EU Telecom Market, Sans Roaming Charges
Under the new European telecom regulations, roaming charges for voice calls, texts and Internet access will be completely scrapped. In 2015, consumers from European Union member states will be able to use their mobile services at the same price as their native mobile services while roaming. (See Eurobites: Red-Letter Day for Roaming Charges and Continental Shift.)
This new regulation will not only have a positive impact on consumer and traveler costs, but will also drive operators to develop new revenue streams in the emerging telecom trends and services.
Roaming charges for voice calls and mobile data services have been a major hindrance to travellers, as they tend to avoid mobility services due to high roaming costs while abroad. Even for a proactive mobile user, service providers charge a considerable amount to receive a call or to pick up a voicemail message, resulting in an inflated bill at the end of the month. A recent survey by the European Commission of 28,000 EU citizens (conducted on the EU's behalf) illustrates that people drastically curb mobile usage while traveling abroad.
The survey found that:
- 47% would never use mobile internet in another EU country
- While traveling, only one out of 10 subscribers use emails in the same way as they would use in their native network
- More than a quarter of them simply switch off their mobiles when they travel across the EU
- Most of them divert to SMS, rather than pay for calls.
The new regulation is expected to depress the mobile operators' revenues by 2%; however, the new regulation will also have an upside for other telecom trends, including the Internet of Things (IoT), smart meters, mobile payments, BYOD, mobile apps, and OTT applications, where connectivity is essential.

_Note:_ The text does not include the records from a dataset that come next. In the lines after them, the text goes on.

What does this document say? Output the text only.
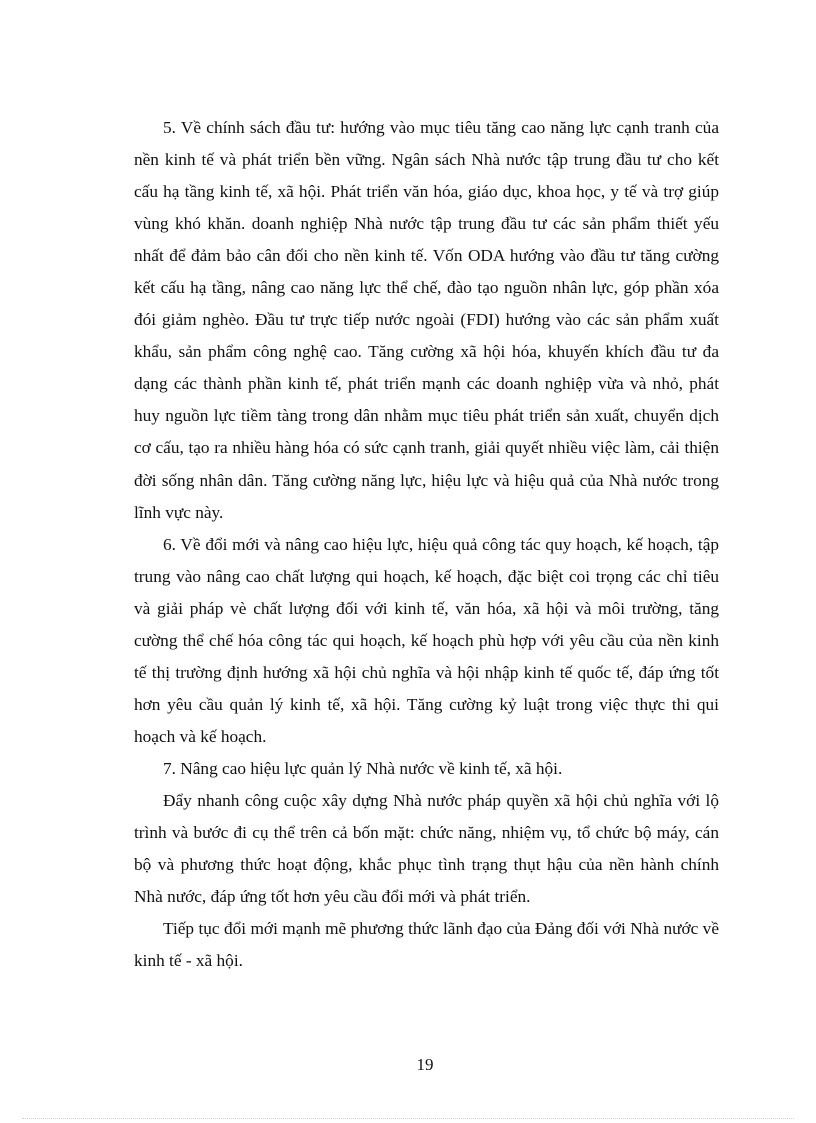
5. Về chính sách đầu tư: hướng vào mục tiêu tăng cao năng lực cạnh tranh của nền kinh tế và phát triển bền vững. Ngân sách Nhà nước tập trung đầu tư cho kết cấu hạ tầng kinh tế, xã hội. Phát triển văn hóa, giáo dục, khoa học, y tế và trợ giúp vùng khó khăn. doanh nghiệp Nhà nước tập trung đầu tư các sản phẩm thiết yếu nhất để đảm bảo cân đối cho nền kinh tế. Vốn ODA hướng vào đầu tư tăng cường kết cấu hạ tầng, nâng cao năng lực thể chế, đào tạo nguồn nhân lực, góp phần xóa đói giảm nghèo. Đầu tư trực tiếp nước ngoài (FDI) hướng vào các sản phẩm xuất khẩu, sản phẩm công nghệ cao. Tăng cường xã hội hóa, khuyến khích đầu tư đa dạng các thành phần kinh tế, phát triển mạnh các doanh nghiệp vừa và nhỏ, phát huy nguồn lực tiềm tàng trong dân nhằm mục tiêu phát triển sản xuất, chuyển dịch cơ cấu, tạo ra nhiều hàng hóa có sức cạnh tranh, giải quyết nhiều việc làm, cải thiện đời sống nhân dân. Tăng cường năng lực, hiệu lực và hiệu quả của Nhà nước trong lĩnh vực này.

6. Về đổi mới và nâng cao hiệu lực, hiệu quả công tác quy hoạch, kế hoạch, tập trung vào nâng cao chất lượng qui hoạch, kế hoạch, đặc biệt coi trọng các chỉ tiêu và giải pháp vè chất lượng đối với kinh tế, văn hóa, xã hội và môi trường, tăng cường thể chế hóa công tác qui hoạch, kế hoạch phù hợp với yêu cầu của nền kinh tế thị trường định hướng xã hội chủ nghĩa và hội nhập kinh tế quốc tế, đáp ứng tốt hơn yêu cầu quản lý kinh tế, xã hội. Tăng cường kỷ luật trong việc thực thi qui hoạch và kế hoạch.

7. Nâng cao hiệu lực quản lý Nhà nước về kinh tế, xã hội.

Đẩy nhanh công cuộc xây dựng Nhà nước pháp quyền xã hội chủ nghĩa với lộ trình và bước đi cụ thể trên cả bốn mặt: chức năng, nhiệm vụ, tổ chức bộ máy, cán bộ và phương thức hoạt động, khắc phục tình trạng thụt hậu của nền hành chính Nhà nước, đáp ứng tốt hơn yêu cầu đổi mới và phát triển.

Tiếp tục đổi mới mạnh mẽ phương thức lãnh đạo của Đảng đối với Nhà nước về kinh tế - xã hội.

19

Short term pain versus long term gain
In the short term, operators might experience some pressure on their margins, but in the long term the increased usage of mobile phones while traveling abroad will benefit the ecosystem as a whole.
The 47% of people who have never used mobile data services while traveling abroad represent an untapped market; this will help to subdue the revenue impact on the operators from the lost roaming charges. Secondly, the market would see additional revenue opportunities and substantial growth in value-added services, such as voicemail, text, OTT, and location-based services.

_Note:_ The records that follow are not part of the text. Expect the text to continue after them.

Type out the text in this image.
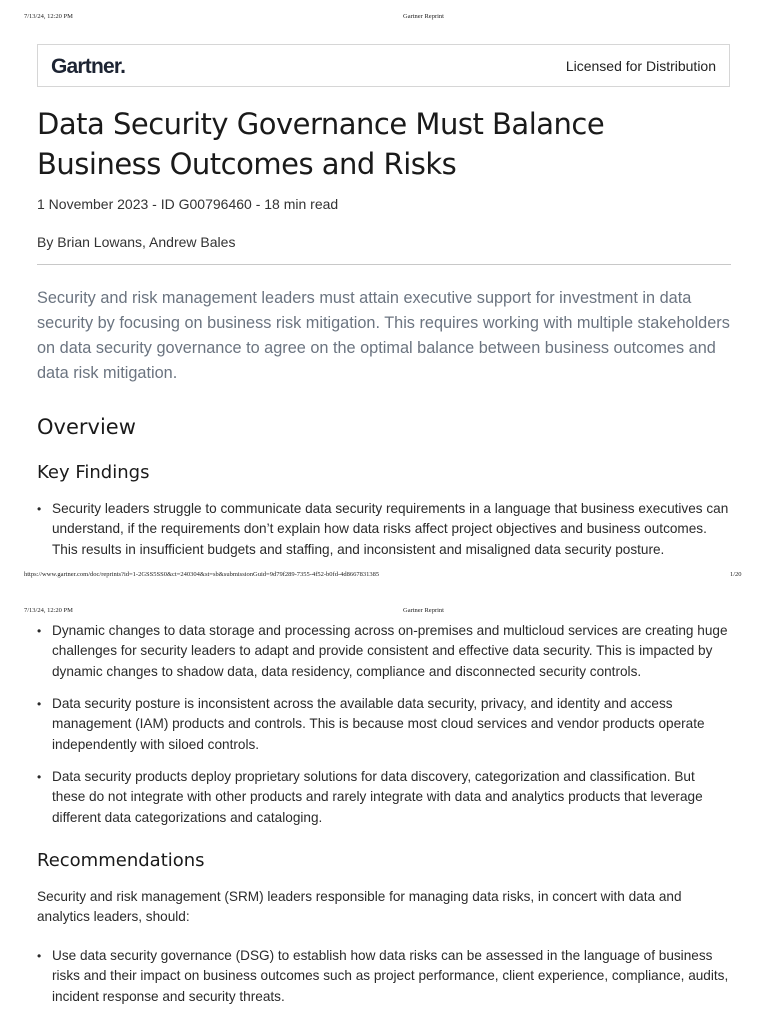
7/13/24, 12:20 PM	Gartner Reprint
Gartner.	Licensed for Distribution
Data Security Governance Must Balance Business Outcomes and Risks
1 November 2023 - ID G00796460 - 18 min read
By Brian Lowans, Andrew Bales

Security and risk management leaders must attain executive support for investment in data security by focusing on business risk mitigation. This requires working with multiple stakeholders on data security governance to agree on the optimal balance between business outcomes and data risk mitigation.

Overview
Key Findings
• Security leaders struggle to communicate data security requirements in a language that business executives can understand, if the requirements don’t explain how data risks affect project objectives and business outcomes. This results in insufficient budgets and staffing, and inconsistent and misaligned data security posture.
https://www.gartner.com/doc/reprints?id=1-2GSS5SS0&ct=240304&st=sb&submissionGuid=9d79f289-7355-4f52-b0fd-4d8667831385	1/20
7/13/24, 12:20 PM	Gartner Reprint
• Dynamic changes to data storage and processing across on-premises and multicloud services are creating huge challenges for security leaders to adapt and provide consistent and effective data security. This is impacted by dynamic changes to shadow data, data residency, compliance and disconnected security controls.
• Data security posture is inconsistent across the available data security, privacy, and identity and access management (IAM) products and controls. This is because most cloud services and vendor products operate independently with siloed controls.
• Data security products deploy proprietary solutions for data discovery, categorization and classification. But these do not integrate with other products and rarely integrate with data and analytics products that leverage different data categorizations and cataloging.
Recommendations
Security and risk management (SRM) leaders responsible for managing data risks, in concert with data and analytics leaders, should:
• Use data security governance (DSG) to establish how data risks can be assessed in the language of business risks and their impact on business outcomes such as project performance, client experience, compliance, audits, incident response and security threats.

In addition, operators would be able to charge consumers on delivering content native to their home country -- for example, delivering a UK TV channel to a customer roaming in Italy -- and likewise providing location-based services, such as travel guides, maps, and language translation applications, at a premium cost.

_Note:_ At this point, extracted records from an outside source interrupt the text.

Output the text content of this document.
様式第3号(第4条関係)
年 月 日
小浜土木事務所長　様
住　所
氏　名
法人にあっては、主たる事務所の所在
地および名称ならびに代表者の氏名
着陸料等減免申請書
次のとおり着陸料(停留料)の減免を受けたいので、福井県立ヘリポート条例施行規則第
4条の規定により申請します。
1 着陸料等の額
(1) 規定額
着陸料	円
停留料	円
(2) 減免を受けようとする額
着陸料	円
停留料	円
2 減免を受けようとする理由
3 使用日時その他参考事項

This apart, operators can also look at new revenue streams in the enterprise (B2B) space by offering personalized services to enterprise customers through providing better value propositions on BYOD, unified communications, and M2M services. Across Europe, the EU study suggested that 94% of mobile phone users avoided using Facebook and Twitter while traveling to an EU country other than their own, and 70% of people who call other EU countries limit their call duration. The market will see an upward surge in mobile usage, as customers start to use their mobiles to access the Internet, use mobile apps, and make voice calls while traveling abroad.
Established telecom operators with significant presence in Europe can save on operating costs by opting for cheaper call center locations to service customers. The new regulations will have provisions to simplify the mode of operations across the EU by synchronizing airwaves sales. Small and medium enterprises, and especially mobile virtual network operators (MVNOs) that cater to the European market, will experience a decline in their revenues due to lower margins and an increase in customer churn rate. Subscribers using alternative methods, such as buying cheap SIM cards while traveling, would rely more on their current operator to provide better voice and data services, which will lead to improved average revenue per user (ARPU).
It's even possible that the European Commission will push its telecom reforms to foster a single market, an idea that has received some support in recent days. (See Italtel CEO calls for creation of borderless Europe with single digital market.)
Leading European operators might see an increase in customer acquisition and retention as consumers would be more persuaded by the quality of services, connectivity, and speed, rather than merely the cost. In addition, operators would gain better insights into customer usage and buying patterns, giving them the chance to drastically improve the customer experience.
— Ravi Kumar Palepu, Head of Telco Solutions, Virtusa Corp.